Making a Feature Film in a Pandemic, 2020

At the beginning of 2020, The Bell Affair team was in full motion. We had major funding from the National Endowment for the Humanities to produce a feature-length live action animated film about an enslaved family who sued for their freedom in Washington, D.C. Over three hundred actors responded to our casting call, eager to read for a part. Our script captured the drama and nuance of Black life in ways we hoped would inspire audiences.

Then in early March, the COVID-19 pandemic hit the nation, and our world stopped. The actors were under stay-at-home orders in various states. Our production contractors in Los Angeles and New York were hard hit, unsure how any filming would go forward. It became obvious we could not bring actors from all over the country to our studio in Nebraska for a shoot scheduled in June. Film and media projects shut down around the country. Actors and production companies had nowhere to turn.

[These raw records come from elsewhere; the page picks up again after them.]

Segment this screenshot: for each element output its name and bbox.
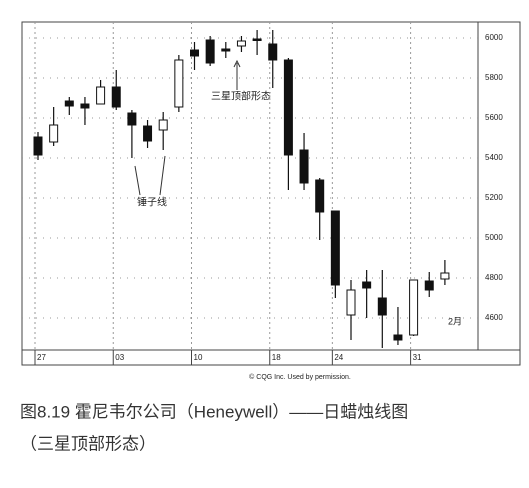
candle-body (409, 279, 419, 336)
candle-body (346, 289, 356, 316)
candle-body (393, 334, 403, 341)
annotation: 三星顶部形态 (211, 90, 271, 103)
y-tick-label: 6000 (485, 33, 503, 42)
source: © CQG Inc. Used by permission. (249, 373, 351, 381)
candle-body (49, 124, 59, 143)
arrow-head (233, 59, 241, 68)
y-tick-label: 5000 (485, 233, 503, 242)
y-tick-label: 5600 (485, 113, 503, 122)
arrow (134, 165, 141, 196)
x-tick-label: 03 (115, 353, 124, 362)
x-tick-label: 18 (272, 353, 281, 362)
candle-body (127, 112, 137, 126)
candle-body (33, 136, 43, 156)
candle-body (111, 86, 121, 108)
candle-body (143, 125, 153, 142)
y-tick-label: 5400 (485, 153, 503, 162)
arrow (159, 155, 166, 196)
caption: 图8.19 霍尼韦尔公司（Heneywell）——日蜡烛线图 (20, 402, 408, 421)
candle-body (221, 48, 231, 52)
x-tick-label: 31 (413, 353, 422, 362)
candle-body (299, 149, 309, 184)
y-tick-label: 5800 (485, 73, 503, 82)
candle-body (158, 119, 168, 131)
candle-body (252, 38, 262, 41)
caption: （三星顶部形态） (20, 434, 156, 453)
candle-body (268, 43, 278, 61)
y-tick-label: 5200 (485, 193, 503, 202)
candle-body (205, 39, 215, 64)
x-tick-label: 27 (37, 353, 46, 362)
candle-body (96, 86, 106, 105)
candle-body (440, 272, 450, 280)
y-tick-label: 4600 (485, 313, 503, 322)
candle-body (64, 100, 74, 107)
frame (21, 21, 521, 366)
y-tick-label: 4800 (485, 273, 503, 282)
candle-body (377, 297, 387, 316)
candle-body (80, 103, 90, 109)
x-tick-label: 10 (194, 353, 203, 362)
annotation: 锤子线 (137, 196, 167, 209)
x-tick-label: 24 (334, 353, 343, 362)
candle-body (190, 49, 199, 57)
candle-body (424, 280, 434, 291)
candle-body (330, 210, 340, 286)
candle-body (362, 281, 372, 289)
candle-body (236, 40, 246, 47)
candle-body (315, 179, 325, 213)
candle-body (174, 59, 184, 108)
annotation: 2月 (448, 316, 462, 326)
candle-body (283, 59, 293, 156)
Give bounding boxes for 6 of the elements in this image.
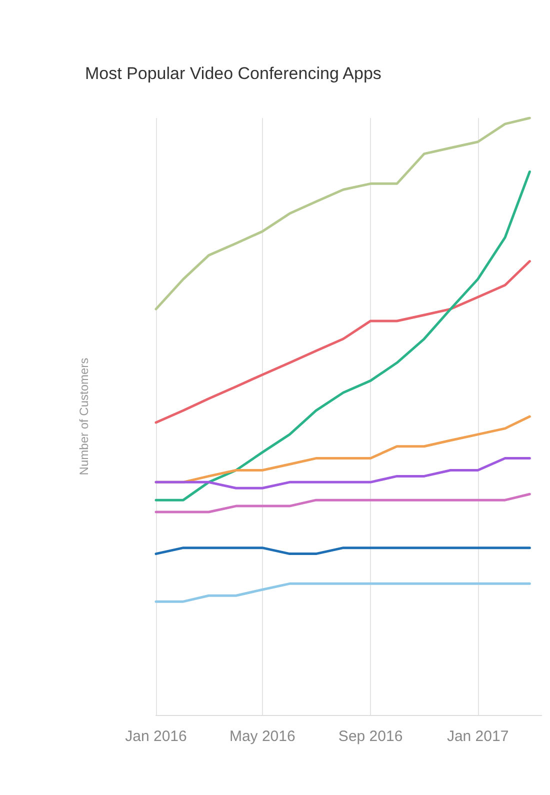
x-tick-label: Jan 2017	[446, 728, 509, 745]
x-tick-label: Sep 2016	[338, 728, 403, 745]
x-tick-label: Jan 2016	[125, 728, 187, 745]
y-axis-title: Number of Customers	[77, 358, 91, 476]
x-tick-label: May 2016	[229, 728, 296, 745]
chart-title: Most Popular Video Conferencing Apps	[85, 64, 382, 83]
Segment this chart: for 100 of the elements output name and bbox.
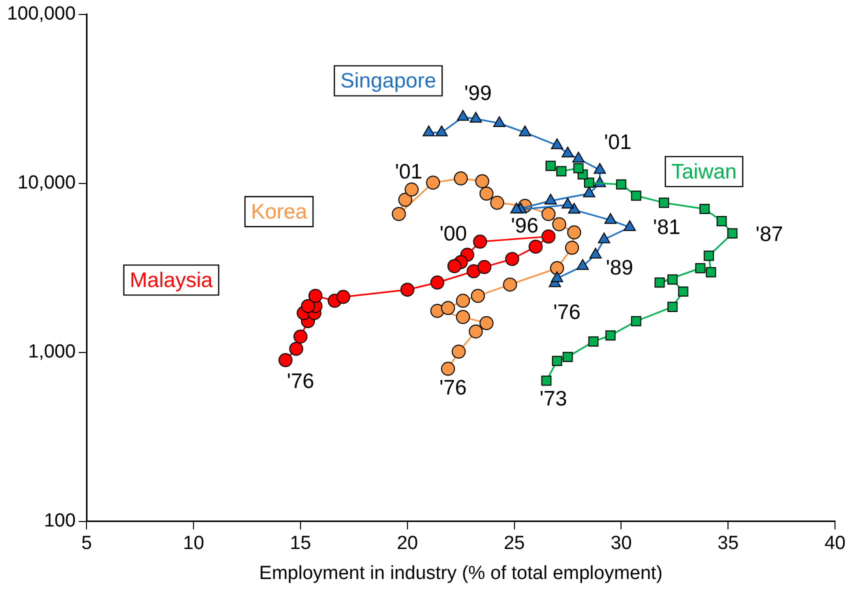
point xyxy=(479,186,494,201)
point xyxy=(562,198,574,209)
point xyxy=(477,260,492,274)
point xyxy=(727,228,738,238)
point xyxy=(598,232,610,244)
point xyxy=(552,356,562,366)
point xyxy=(667,274,678,285)
point xyxy=(631,190,642,201)
point xyxy=(546,160,556,171)
y-tick-label: 10,000 xyxy=(18,172,76,194)
point xyxy=(293,330,308,344)
point xyxy=(422,126,435,136)
point xyxy=(704,250,714,261)
x-tick-label: 25 xyxy=(504,533,525,554)
point xyxy=(562,146,574,158)
point xyxy=(594,163,606,174)
point xyxy=(456,294,470,308)
annotation: '73 xyxy=(540,388,568,411)
point xyxy=(567,225,582,240)
point xyxy=(695,263,706,274)
x-tick-label: 30 xyxy=(610,533,632,554)
point xyxy=(588,336,598,347)
point xyxy=(565,240,580,255)
point xyxy=(576,259,589,270)
series-label: Taiwan xyxy=(671,160,737,184)
annotation: '76 xyxy=(439,376,467,400)
annotation: '01 xyxy=(604,130,632,154)
series-label: Singapore xyxy=(340,70,436,93)
point xyxy=(631,316,642,326)
point xyxy=(510,202,523,214)
annotation: '89 xyxy=(606,256,634,280)
point xyxy=(278,353,293,368)
point xyxy=(398,192,412,207)
annotation: '00 xyxy=(440,222,467,246)
text: Malaysia xyxy=(130,268,213,292)
point xyxy=(605,330,616,341)
point xyxy=(392,207,406,222)
point xyxy=(542,230,556,244)
point xyxy=(441,301,456,316)
point xyxy=(466,264,481,278)
x-tick-label: 20 xyxy=(396,533,418,554)
x-tick-label: 15 xyxy=(290,533,312,554)
point xyxy=(452,344,466,359)
point xyxy=(430,276,444,290)
point xyxy=(550,261,564,276)
point xyxy=(624,220,636,232)
point xyxy=(475,174,490,188)
annotation: '76 xyxy=(286,370,314,393)
point xyxy=(573,163,584,174)
point xyxy=(441,362,456,376)
point xyxy=(667,302,678,312)
x-tick-label: 5 xyxy=(81,533,92,554)
x-axis-title: Employment in industry (% of total employment) xyxy=(259,562,663,584)
point xyxy=(404,182,419,197)
point xyxy=(470,112,482,123)
point xyxy=(699,204,710,214)
y-tick-label: 100 xyxy=(44,510,76,532)
point xyxy=(706,267,716,278)
point xyxy=(582,186,596,198)
point xyxy=(518,126,532,136)
point xyxy=(470,288,485,303)
point xyxy=(336,290,350,304)
point xyxy=(468,324,483,338)
point xyxy=(456,310,470,324)
x-tick-label: 10 xyxy=(183,533,204,554)
point xyxy=(435,126,448,136)
point xyxy=(616,179,626,190)
text: Korea xyxy=(250,200,308,224)
point xyxy=(479,316,494,330)
y-tick-label: 100,000 xyxy=(6,4,76,25)
point xyxy=(505,252,520,266)
point xyxy=(490,196,504,210)
point xyxy=(493,116,506,127)
annotation: '81 xyxy=(653,216,680,240)
point xyxy=(544,194,557,205)
point xyxy=(550,138,564,150)
point xyxy=(542,207,556,222)
point xyxy=(503,278,518,292)
point xyxy=(589,248,602,259)
point xyxy=(454,171,468,186)
point xyxy=(447,259,462,274)
point xyxy=(568,202,580,214)
annotation: '76 xyxy=(553,301,581,324)
point xyxy=(456,110,470,121)
point xyxy=(550,271,564,282)
point xyxy=(658,198,670,208)
point xyxy=(556,166,566,176)
annotation: '01 xyxy=(394,160,422,184)
point xyxy=(528,240,543,254)
point xyxy=(300,299,315,314)
annotation: '87 xyxy=(756,223,784,246)
x-tick-label: 35 xyxy=(718,533,739,554)
point xyxy=(541,376,552,386)
point xyxy=(473,234,488,249)
point xyxy=(654,277,665,288)
y-tick-label: 1,000 xyxy=(28,342,76,363)
point xyxy=(308,288,322,303)
x-tick-label: 40 xyxy=(824,533,846,554)
point xyxy=(584,178,594,188)
annotation: '99 xyxy=(464,82,492,105)
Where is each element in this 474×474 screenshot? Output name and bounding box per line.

At this critical moment, the fate of our film hanging in the balance, Director Kwakiutl Dreher and Senior Producer Michael Burton asked, “Can we produce the film another way?”

We looked for inspiration and found it in places both expected and unexpected. Saturday Night Live at Home debuted on April 11, 2020. And the next morning, Easter Sunday, as Americans turned to virtual church services, the National Cathedral choir and orchestra performed a stunning hymn with 600 participants live-streamed from their individual homes.

We met the next day by Zoom, Monday, April 13, 2020. Stirred by the creative talent at SNL and the National Cathedral, we decided we should try to figure out a way to produce the film in live action animated form without ever having actors be in the same place. Could we create a film entirely in a distributed manner? Would it be as compelling and seamless? Would it meet our expectations? We ran several tests, and after looking at the results, our team was confident we could do this.

So, we are not bringing actors to a studio. We cancelled the June studio time. We shipped all actors their costumes. Our costume designer developed style instructions and conducted virtual fittings with each actor who received a costume at their homes. We provided each actor for each scene a set of technical notes to guide their camera angles for filming themselves. With detailed instructions, actors will film themselves on an iPhone. We’ve provided equipment as necessary. These changes meant we would need more funds on post-production editing to get this right.

But during the pandemic, from March to August 2020, we have been able to pay our talent and production companies at a time when the industry has struggled.

Then the murders of Ahmaud Aubrey, Breonna Taylor, and George Floyd cast the importance of our film in a new light. The summer of 2020 brought a wider American reckoning with the sickening callousness, cruelty, and violence against Black Americans extending back to slavery. The actors in The Bell Affair are well aware of the importance of this history in our current moment.

The Bell Affair Table Read, July 13, 2020

So the virtual table reads with our actors have taken on fresh urgency and meaning. Every table reading session, each directed by Kwakiutl Dreher, has produced dramatic moments of personal reflection. At one recent table read, the scene featured the discussion of the Bell family about how Daniel Bell should try to negotiate with a white slaveholder for the freedom of his wife Mary and their six children. The scene takes place around the dinner table. After the dramatic reading, Darla Davenport, playing Lucy Bell, Daniel’s mother, noted, “This is the kind of scene never shown in film. A Black family making a decision. Together. We need more of this.”

Storyboard for The Bell Affair, Act 1, Scene 3.